= Social organization in Cambodia =

Social organization in Cambodia is very hierarchical. The greater a person's age, the greater the level of respect that must be granted to them. Everyone in Khmer culture is given a hierarchical title before the name - in some cases names are shortened with the title added before the name is given - which varies in relation to the person.

In some cases elders are referred to by a family title even though there is no relation, out of respect to their seniority in life. Referring to someone by the improper title is a sign of disrespect and would be assumed as improper parenting or a lack of respect for elders.

==Description==
In the late 1980s, the nuclear family, consisting of a husband and a wife and their unmarried children, probably continued to be the most important kin group within Khmer society. The family is the major unit of both production and consumption. Within this unit are the strongest emotional ties, the assurance of aid in the event of trouble, economic cooperation in labor, sharing of produce and income, and contribution as a unit to ceremonial obligations. A larger grouping, the personal kindred that includes a nuclear family with the children, grandchildren, grandparents, uncles, aunts, first cousins, nephews, and nieces, may be included in the household.

Family organization is weak, and ties between related families beyond the kindred are loosely defined at best. There is no tradition of family names, although the French tried to legislate their use in the early twentieth century. Most Khmer genealogies extend back only two or three generations, which contrasts with the veneration of ancestors by the Vietnamese and by the Chinese. Noble families and royal families, some of which can trace their descent for several generations, are exceptions.

The individual Khmer is surrounded by a small inner circle of family and friends who constitute his or her closest associates, those he would approach first for help. In rural communities, neighbors—who are often also kin—may be important, too, and much of housebuilding and other heavy labor-intensive tasks are performed by groups of neighbors. Beyond this close circle are more distant relatives and casual friends. In rural Cambodia, the strongest ties a Khmer may develop—besides those to the nuclear family and to close friends—are those to other members of the local community.

A strong feeling of pride—for the village, for the district, and province—usually characterizes Cambodian community life. There is much sharing of religious life through the local Buddhist temple, and there are many cross-cutting kin relations within the community. Formerly, the Buddhist priesthood, the national armed forces, and, to a lesser extent, the civil service all served to connect the Khmer to the wider national community. The priesthood served only males, however, while membership in some components of the armed forces and in the civil service was open to women as well.

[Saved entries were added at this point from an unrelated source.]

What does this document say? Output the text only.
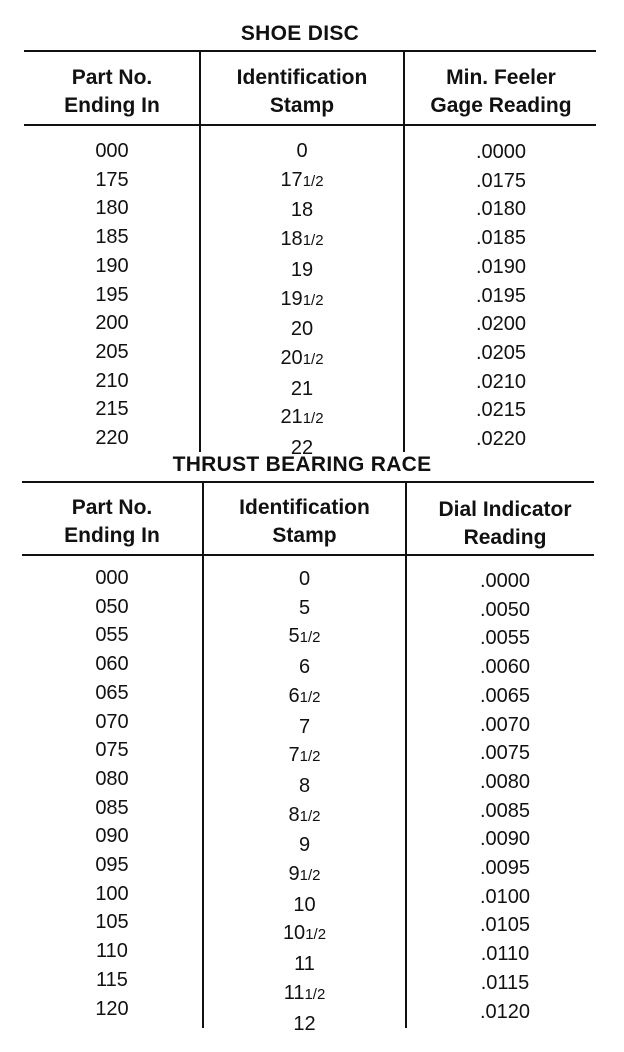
SHOE DISC
Part No.
Ending In
Identification
Stamp
Min. Feeler
Gage Reading
000
175
180
185
190
195
200
205
210
215
220
0
171/2
18
181/2
19
191/2
20
201/2
21
211/2
22
.0000
.0175
.0180
.0185
.0190
.0195
.0200
.0205
.0210
.0215
.0220
THRUST BEARING RACE
Part No.
Ending In
Identification
Stamp
Dial Indicator
Reading
000
050
055
060
065
070
075
080
085
090
095
100
105
110
115
120
0
5
51/2
6
61/2
7
71/2
8
81/2
9
91/2
10
101/2
11
111/2
12
.0000
.0050
.0055
.0060
.0065
.0070
.0075
.0080
.0085
.0090
.0095
.0100
.0105
.0110
.0115
.0120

Two fictive relationships in Cambodia transcend kinship boundaries and serve to strengthen interpersonal and interfamily ties. A Khmer may establish a fictive child-parent or sibling relationship called thoa (roughly translating as adoptive parent or sibling). The person desiring to establish the thoa relationship will ask the other person for permission to enter into the relationship. The thoa relationship may become as close as the participants desire. The second fictive relationship is that of kloeu (close male friend).

This is similar, in many ways, to becoming a blood brother. A person from one place may ask a go-between in another place to help him establish a kloeu relationship with someone in that place. Once the participants agree, a ceremony is held that includes ritual drinking of water into which small amounts of the participants' blood have been mixed and bullets and knives have been dipped. Prayers are also recited by an achar (or ceremonial leader) before witnesses.

The kloeu relationship is much stronger than the thoa. One kloeu will use the same kinship terms when addressing his kloeu's parents and siblings as he would when addressing his own. The two friends can call upon each other for any kind of help at any time. The kloeu relationship apparently is limited to some rural parts of Cambodia and to Khmer-speaking areas in Thailand. As of the late 1980s, it may have become obsolete. The female equivalent of kloeu is mreak.

Legally, the husband is the head of the Khmer family, but the wife has considerable authority, especially in family economics. The husband is responsible for providing shelter and food for his family; the wife is generally in charge of the family budget, and she serves as the major ethical and religious model for the children, especially the daughters. In rural areas, the male is mainly responsible for such activities as plowing and harrowing the rice paddies, threshing rice, collecting sugar palm juice, caring for cattle, carpentry, and buying and selling cows and chickens. Women are mainly responsible for pulling and transplanting rice seedlings, harvesting and winnowing rice, tending gardens, making sugar, weaving, and caring for the household money. Both males and females may work at preparing the rice paddies for planting, tending the paddies, and buying and selling land.

Ownership of property among the rural Khmer was vested in the nuclear family. Descent and inheritance is bilateral. Legal children might inherit equally from their parents. The division of property was theoretically equal among siblings, but in practice the oldest child might inherit more. Each of the spouses might bring inherited land into the family, and the family might acquire joint land during the married life of the couple. Each spouse was free to dispose of his or her land as he or she chose. A will was usually oral, although a written one was preferred.

As the married couple moves through life they have children, nurture and train them, educate them, and marry them off. When they become too old to support themselves, they may invite the youngest child's family to move in and to take over running the household. At this stage in their lives, they enjoy a position of high status, they help care for grandchildren, and they devote more time in service to the wat (temple).